Since 2016, there have been 5,712 reports of missing American Indians and Alaska Native women and girls, according to the National Crime Information Center. Murder is the third-leading cause of death among these females and rates of violence on reservations can be up to 10 times higher than the national average, according to the Centers for Disease Control and Prevention.
New Mexico has the highest number of missing and murder cases at 78, according to the Urban Indian Health Institute (UIHI) report, with Albuquerque having the second highest number of cases, 37, among all 71 cities studied. Gallup, which is adjacent to the Navajo Nation, had the sixth highest cases in the UIHI report at 25 cases.
Some cases are tied to domestic violence, sexual violence, sex trafficking and other issues.

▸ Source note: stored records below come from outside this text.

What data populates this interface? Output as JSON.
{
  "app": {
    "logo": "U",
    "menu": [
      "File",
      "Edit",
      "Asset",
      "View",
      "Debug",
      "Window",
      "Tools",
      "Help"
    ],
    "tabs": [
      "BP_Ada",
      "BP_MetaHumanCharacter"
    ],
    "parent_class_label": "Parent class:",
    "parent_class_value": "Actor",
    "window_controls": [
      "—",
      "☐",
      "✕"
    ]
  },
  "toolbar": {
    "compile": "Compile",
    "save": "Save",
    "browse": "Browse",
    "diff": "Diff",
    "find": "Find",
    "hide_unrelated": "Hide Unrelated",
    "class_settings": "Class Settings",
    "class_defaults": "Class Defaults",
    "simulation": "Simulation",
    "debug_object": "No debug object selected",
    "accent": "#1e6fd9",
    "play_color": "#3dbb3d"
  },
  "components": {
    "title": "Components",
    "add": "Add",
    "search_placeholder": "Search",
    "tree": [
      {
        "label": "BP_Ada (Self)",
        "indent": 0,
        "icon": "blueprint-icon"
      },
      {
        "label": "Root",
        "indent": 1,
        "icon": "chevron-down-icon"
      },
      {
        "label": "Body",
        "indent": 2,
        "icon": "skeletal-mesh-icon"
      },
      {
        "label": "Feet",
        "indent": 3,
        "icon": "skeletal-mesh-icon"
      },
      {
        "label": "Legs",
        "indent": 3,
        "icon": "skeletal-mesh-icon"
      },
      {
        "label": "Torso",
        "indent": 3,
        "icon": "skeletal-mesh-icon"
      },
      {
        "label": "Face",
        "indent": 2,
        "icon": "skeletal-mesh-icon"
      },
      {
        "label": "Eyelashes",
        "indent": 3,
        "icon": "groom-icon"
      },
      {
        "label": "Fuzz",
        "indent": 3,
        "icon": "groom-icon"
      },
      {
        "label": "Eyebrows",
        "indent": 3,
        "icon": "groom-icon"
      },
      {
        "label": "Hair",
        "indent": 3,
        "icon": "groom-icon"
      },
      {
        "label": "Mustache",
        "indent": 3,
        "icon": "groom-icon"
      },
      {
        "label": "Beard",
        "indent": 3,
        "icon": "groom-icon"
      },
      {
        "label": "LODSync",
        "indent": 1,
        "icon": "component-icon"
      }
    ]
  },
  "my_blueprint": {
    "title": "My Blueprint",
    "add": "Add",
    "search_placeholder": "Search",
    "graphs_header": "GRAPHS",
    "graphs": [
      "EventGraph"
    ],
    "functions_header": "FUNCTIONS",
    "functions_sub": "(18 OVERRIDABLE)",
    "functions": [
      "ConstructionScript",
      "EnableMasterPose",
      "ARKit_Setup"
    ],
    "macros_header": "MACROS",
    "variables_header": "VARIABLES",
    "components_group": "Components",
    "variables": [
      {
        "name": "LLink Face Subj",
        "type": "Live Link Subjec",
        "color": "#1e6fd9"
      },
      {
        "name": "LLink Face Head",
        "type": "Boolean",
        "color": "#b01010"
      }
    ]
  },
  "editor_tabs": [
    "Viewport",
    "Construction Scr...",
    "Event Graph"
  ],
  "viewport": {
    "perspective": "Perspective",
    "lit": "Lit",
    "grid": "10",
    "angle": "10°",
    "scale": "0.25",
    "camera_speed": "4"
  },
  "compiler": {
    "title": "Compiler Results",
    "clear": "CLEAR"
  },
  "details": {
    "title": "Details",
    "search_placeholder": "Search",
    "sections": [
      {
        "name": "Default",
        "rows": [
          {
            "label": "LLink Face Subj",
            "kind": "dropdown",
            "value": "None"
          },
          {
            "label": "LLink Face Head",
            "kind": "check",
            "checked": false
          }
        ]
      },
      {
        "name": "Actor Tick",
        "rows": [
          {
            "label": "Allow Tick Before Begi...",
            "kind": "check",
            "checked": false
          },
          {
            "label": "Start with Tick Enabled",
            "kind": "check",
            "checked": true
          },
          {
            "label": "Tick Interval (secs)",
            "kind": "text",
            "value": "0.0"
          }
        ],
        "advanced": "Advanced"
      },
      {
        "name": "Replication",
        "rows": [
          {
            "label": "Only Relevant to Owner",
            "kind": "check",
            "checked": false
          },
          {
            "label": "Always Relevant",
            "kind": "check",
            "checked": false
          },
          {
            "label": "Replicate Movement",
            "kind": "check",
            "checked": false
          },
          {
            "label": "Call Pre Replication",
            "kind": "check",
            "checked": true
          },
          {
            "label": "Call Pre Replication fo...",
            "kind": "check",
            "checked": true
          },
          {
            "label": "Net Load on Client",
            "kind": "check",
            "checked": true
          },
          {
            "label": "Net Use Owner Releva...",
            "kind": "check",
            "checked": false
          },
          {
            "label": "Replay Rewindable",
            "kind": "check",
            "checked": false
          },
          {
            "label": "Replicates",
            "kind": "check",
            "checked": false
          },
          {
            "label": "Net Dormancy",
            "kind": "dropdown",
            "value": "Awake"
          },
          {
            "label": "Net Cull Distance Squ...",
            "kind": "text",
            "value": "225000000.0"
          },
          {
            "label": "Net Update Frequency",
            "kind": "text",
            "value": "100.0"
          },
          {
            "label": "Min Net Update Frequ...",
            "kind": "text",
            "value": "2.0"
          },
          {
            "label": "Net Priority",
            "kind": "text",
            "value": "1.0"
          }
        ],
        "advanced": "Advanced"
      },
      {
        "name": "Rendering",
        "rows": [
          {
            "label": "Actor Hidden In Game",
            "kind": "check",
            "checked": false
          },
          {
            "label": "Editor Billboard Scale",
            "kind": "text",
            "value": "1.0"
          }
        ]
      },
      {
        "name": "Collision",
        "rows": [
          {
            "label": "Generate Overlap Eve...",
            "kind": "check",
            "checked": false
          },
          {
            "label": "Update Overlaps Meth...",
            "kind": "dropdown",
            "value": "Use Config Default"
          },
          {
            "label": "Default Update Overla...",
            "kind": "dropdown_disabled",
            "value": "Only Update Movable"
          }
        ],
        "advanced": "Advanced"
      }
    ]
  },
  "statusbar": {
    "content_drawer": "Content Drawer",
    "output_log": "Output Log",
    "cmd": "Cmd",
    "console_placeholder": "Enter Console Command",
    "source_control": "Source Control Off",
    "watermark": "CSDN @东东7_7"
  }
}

Out of 506 cases, 6 percent showed that victims experienced sexual violence at the time of disappearance or death, according to the UIHI.
“Such violence against Indigenous women and girls has reached devasting levels in tribal communities but we have tools to support survivors,” said Alegra Roybal, CSVANW Sexual Violence Project, who will be presenting with Shannon Hoshnic, a Rural Grant Coordinator, Prevention Educator, and Victim Advocate with Sexual Assault Services of Northwest New Mexico, at the summit.
The Coalition will discuss these issues and initiatives and give recommendations to tribes during the 6th Annual Tribal Leaders Summit at the Santa Ana Star Casino and Hotel. The Coalition will also provide a status report on sexual and domestic violence in tribal communities. In addition, a representative from the Transgender Resource Center of New Mexico will present a Transgender 101 and discuss rates of intimate partner violence.